Lefamulin is a member of the pleuromutilin class of antimicrobials discovered as Staphylococcus aureus inhibitors in 1951.1 In this multicenter, randomized, double-blind, double-dummy study, patients with community-acquired bacterial pneumonia were randomized to oral lefamulin 600 mg every 12 hours for 5 days or oral moxifloxacin 400 mg every 24 hours for 7 days.2 Adults with Pneumonia Patient Outcome Research Team (PORT; a prediction rule used to identify the patients with community-acquired bacterial pneumonia [CABP] who are at low risk for death and other adverse outcomes) Class II-IV3 were eligible (≥50% were to have PORT risk class III or IV). A total of 738 patients were randomized (lefamulin, n = 370; moxifloxacin, n = 368).
The US Food & Drug Administration (FDA) primary end point was early clinical response (ECR; 96 ± 24 hours after first dose) in the intent-to-treat (ITT) population. The European Medicines Agency (EMA) coprimary end points (FDA secondary end points) were investigator assessment of clinical response at test of cure (TOC; 5-10 days after last dose) in the modified ITT and clinically evaluable TOC populations. For FDA and EMA end points, noninferiority was concluded if the lower limit of the 2-sided 95% confidence interval was greater than –10%.

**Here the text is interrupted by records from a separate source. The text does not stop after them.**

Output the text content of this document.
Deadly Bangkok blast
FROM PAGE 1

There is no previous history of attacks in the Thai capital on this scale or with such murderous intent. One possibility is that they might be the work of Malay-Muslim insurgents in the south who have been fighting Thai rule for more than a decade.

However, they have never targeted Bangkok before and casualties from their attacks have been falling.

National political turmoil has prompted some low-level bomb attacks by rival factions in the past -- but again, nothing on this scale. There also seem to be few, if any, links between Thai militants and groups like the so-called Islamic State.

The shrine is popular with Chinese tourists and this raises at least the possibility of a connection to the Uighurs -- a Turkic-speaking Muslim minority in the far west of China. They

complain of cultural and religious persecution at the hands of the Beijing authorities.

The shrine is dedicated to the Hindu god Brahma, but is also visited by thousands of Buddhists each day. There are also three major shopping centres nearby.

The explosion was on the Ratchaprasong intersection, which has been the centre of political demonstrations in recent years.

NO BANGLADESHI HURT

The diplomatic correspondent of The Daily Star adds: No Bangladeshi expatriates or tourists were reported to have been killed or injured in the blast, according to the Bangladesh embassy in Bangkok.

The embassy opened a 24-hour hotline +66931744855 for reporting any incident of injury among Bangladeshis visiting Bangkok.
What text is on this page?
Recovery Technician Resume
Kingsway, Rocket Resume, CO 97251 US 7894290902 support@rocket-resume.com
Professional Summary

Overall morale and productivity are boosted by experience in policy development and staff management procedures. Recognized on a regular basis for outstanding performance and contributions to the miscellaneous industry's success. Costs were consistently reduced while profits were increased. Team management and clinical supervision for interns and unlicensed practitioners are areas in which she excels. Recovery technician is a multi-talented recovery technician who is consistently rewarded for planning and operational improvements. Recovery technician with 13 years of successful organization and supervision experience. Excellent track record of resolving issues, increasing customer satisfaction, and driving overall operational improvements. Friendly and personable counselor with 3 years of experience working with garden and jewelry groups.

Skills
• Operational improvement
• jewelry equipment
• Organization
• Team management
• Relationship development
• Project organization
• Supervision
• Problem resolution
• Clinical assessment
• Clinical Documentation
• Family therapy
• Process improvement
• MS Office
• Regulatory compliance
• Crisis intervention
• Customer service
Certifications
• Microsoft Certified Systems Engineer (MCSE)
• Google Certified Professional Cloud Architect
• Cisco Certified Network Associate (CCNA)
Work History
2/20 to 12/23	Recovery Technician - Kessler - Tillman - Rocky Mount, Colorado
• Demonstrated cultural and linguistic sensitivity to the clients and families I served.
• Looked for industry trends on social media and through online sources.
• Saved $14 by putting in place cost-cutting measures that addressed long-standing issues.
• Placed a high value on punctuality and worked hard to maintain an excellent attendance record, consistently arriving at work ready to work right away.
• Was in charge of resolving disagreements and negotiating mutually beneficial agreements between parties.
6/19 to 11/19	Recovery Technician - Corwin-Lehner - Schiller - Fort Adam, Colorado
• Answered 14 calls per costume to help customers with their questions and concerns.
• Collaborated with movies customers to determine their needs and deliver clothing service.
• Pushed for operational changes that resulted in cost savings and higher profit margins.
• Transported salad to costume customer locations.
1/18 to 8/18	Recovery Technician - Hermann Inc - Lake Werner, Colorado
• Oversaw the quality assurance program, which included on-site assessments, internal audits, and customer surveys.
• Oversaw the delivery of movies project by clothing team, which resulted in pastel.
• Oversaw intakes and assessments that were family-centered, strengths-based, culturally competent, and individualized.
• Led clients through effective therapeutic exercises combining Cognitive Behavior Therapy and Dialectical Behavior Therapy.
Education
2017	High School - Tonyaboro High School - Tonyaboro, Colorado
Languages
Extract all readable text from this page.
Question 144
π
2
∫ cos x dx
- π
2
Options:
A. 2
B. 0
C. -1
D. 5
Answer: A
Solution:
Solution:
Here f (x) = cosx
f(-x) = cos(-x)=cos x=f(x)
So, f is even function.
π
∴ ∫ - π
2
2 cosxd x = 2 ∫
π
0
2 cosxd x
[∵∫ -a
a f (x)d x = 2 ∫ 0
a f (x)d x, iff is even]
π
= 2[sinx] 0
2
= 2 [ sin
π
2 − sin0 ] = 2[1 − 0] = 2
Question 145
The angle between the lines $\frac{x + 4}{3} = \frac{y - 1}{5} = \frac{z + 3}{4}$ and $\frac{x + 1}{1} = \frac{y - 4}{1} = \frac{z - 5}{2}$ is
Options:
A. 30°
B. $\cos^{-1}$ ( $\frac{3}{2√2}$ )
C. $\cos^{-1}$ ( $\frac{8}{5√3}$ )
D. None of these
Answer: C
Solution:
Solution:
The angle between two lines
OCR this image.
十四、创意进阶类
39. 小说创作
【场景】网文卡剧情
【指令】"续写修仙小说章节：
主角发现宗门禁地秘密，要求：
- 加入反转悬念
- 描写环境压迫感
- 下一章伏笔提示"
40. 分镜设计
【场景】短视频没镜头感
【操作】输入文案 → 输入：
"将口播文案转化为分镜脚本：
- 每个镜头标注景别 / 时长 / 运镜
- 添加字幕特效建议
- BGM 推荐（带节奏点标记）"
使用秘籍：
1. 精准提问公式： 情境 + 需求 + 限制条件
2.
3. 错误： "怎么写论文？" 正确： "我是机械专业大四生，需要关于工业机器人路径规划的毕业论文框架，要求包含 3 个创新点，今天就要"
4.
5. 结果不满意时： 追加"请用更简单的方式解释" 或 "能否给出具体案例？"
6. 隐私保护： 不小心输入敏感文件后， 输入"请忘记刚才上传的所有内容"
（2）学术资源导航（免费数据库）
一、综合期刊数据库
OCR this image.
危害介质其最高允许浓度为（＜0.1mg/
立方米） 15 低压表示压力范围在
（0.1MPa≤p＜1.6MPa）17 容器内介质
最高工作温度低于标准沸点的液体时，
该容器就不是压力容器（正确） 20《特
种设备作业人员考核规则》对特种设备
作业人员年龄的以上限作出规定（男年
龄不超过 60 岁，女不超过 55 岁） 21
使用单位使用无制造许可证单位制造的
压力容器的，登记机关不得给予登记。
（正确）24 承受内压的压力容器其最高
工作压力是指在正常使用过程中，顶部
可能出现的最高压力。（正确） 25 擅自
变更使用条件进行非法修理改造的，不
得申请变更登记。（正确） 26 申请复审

Lefamulin was efficacious regardless of PORT risk class (ECR responder rates for PORT II, III, and IV: 91.8% [168/183], 91.0% [132/145], and 85.0% [34/40] for lefamulin, and 93.1% [176/189], 90.2% [120/133], and 85.7% [36/42] for moxifloxacin, respectively). Both agents showed similar ECR responder and investigator assessment of clinical response success rates across baseline CABP pathogens. Rates of serious adverse events (AEs) and AEs leading to discontinuation were low, and were similar between groups. Most frequently reported AEs were gastrointestinal, the majority of which were mild in severity, with few treatment discontinuations.
Five-day oral lefamulin therapy demonstrated noninferiority for both FDA and EMA efficacy end points versus 7-day oral moxifloxacin. Both agents were safe and generally well-tolerated.
- Eyal Z, et al. Sci Rep. 2016;6:39004.
- Alexander E, et al. IDWeek 2018. Abstract LB6.
- Fine MJ, et al. N Engl J Med. 1997;336:243-250.